3. AI-enabled patient access infrastructure reshaping how GI practices manage demand: GI groups are increasingly turning to AI-driven access platforms to handle rising patient demand without expanding staff.

By automating functions such as scheduling, registration, order placement and patient education through 24/7 voice agents, practices are reducing call volume, shortening wait times and allowing patients to navigate care outside traditional business hours. As labor costs climb and staffing shortages persist, these AI-enabled digital front doors are becoming a critical tool for maintaining access, responsiveness and scalable growth heading into 2026.

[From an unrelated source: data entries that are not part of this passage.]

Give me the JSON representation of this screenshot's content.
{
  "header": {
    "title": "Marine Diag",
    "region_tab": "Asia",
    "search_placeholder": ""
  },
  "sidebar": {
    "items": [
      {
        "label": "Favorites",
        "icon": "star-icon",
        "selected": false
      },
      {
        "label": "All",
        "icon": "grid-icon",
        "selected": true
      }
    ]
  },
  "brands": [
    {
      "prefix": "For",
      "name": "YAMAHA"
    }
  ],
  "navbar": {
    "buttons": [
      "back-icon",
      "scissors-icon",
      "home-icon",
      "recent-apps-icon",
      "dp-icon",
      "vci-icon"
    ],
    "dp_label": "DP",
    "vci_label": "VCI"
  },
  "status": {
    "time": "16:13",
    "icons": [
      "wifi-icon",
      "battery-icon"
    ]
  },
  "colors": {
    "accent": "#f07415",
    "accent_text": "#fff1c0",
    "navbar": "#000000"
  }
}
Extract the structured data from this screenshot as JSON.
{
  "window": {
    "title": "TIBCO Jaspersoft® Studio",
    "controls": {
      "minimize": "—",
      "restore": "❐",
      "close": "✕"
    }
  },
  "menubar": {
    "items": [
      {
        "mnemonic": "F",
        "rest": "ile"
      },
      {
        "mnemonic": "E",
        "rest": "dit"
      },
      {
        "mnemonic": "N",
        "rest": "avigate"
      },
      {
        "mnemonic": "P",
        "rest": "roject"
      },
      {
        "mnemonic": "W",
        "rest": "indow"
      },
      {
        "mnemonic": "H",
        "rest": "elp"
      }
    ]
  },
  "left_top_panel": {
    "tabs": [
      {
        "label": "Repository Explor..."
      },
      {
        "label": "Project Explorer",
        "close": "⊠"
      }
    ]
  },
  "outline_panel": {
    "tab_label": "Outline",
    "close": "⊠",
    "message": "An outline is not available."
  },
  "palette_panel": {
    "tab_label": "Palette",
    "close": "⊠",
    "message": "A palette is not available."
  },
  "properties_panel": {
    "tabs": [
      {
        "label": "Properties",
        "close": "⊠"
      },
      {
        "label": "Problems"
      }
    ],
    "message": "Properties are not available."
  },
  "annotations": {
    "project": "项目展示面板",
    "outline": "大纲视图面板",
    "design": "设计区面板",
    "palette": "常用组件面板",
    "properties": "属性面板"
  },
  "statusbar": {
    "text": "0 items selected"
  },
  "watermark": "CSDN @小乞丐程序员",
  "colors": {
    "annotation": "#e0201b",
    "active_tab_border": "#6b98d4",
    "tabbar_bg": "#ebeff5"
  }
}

4. Migration of GI procedures to outpatient and ASC settings disrupting site-of-care strategy: Gastrointestinal procedures continue to shift out of hospitals and into ASCs, where GI now represents a dominant share of Medicare ASC volume. Rising demand driven by earlier screening guidelines and increased younger-onset colorectal cancer is accelerating this migration, while reimbursement pressure, prior authorization requirements, workforce shortages and higher supply costs intensify operational strain. 

In response, GI groups are expanding ASC capacity through new centers, joint ventures and technology investments to manage higher volumes and growing procedural complexity in outpatient settings heading into 2026.

5. Shifting payer expectations disrupting how GI practices negotiate, align and prove value: As reimbursement pressure intensifies and payer expectations evolve, GI leaders are fundamentally rethinking how they engage with insurers.

Practices are moving away from passive fee-for-service contracting toward tighter payer alignment, value-based arrangements and data-driven negotiations that demonstrate quality, efficiency and cost containment, particularly in the ASC setting. To remain competitive, GI groups are investing in analytics, care coordination infrastructure and patient financial education while becoming more selective about payer partnerships.

Heading into 2026, leaders expect success to hinge on demonstrable outcomes, operational consistency and the ability to position GI practices as high-performing partners of choice for payers and employers.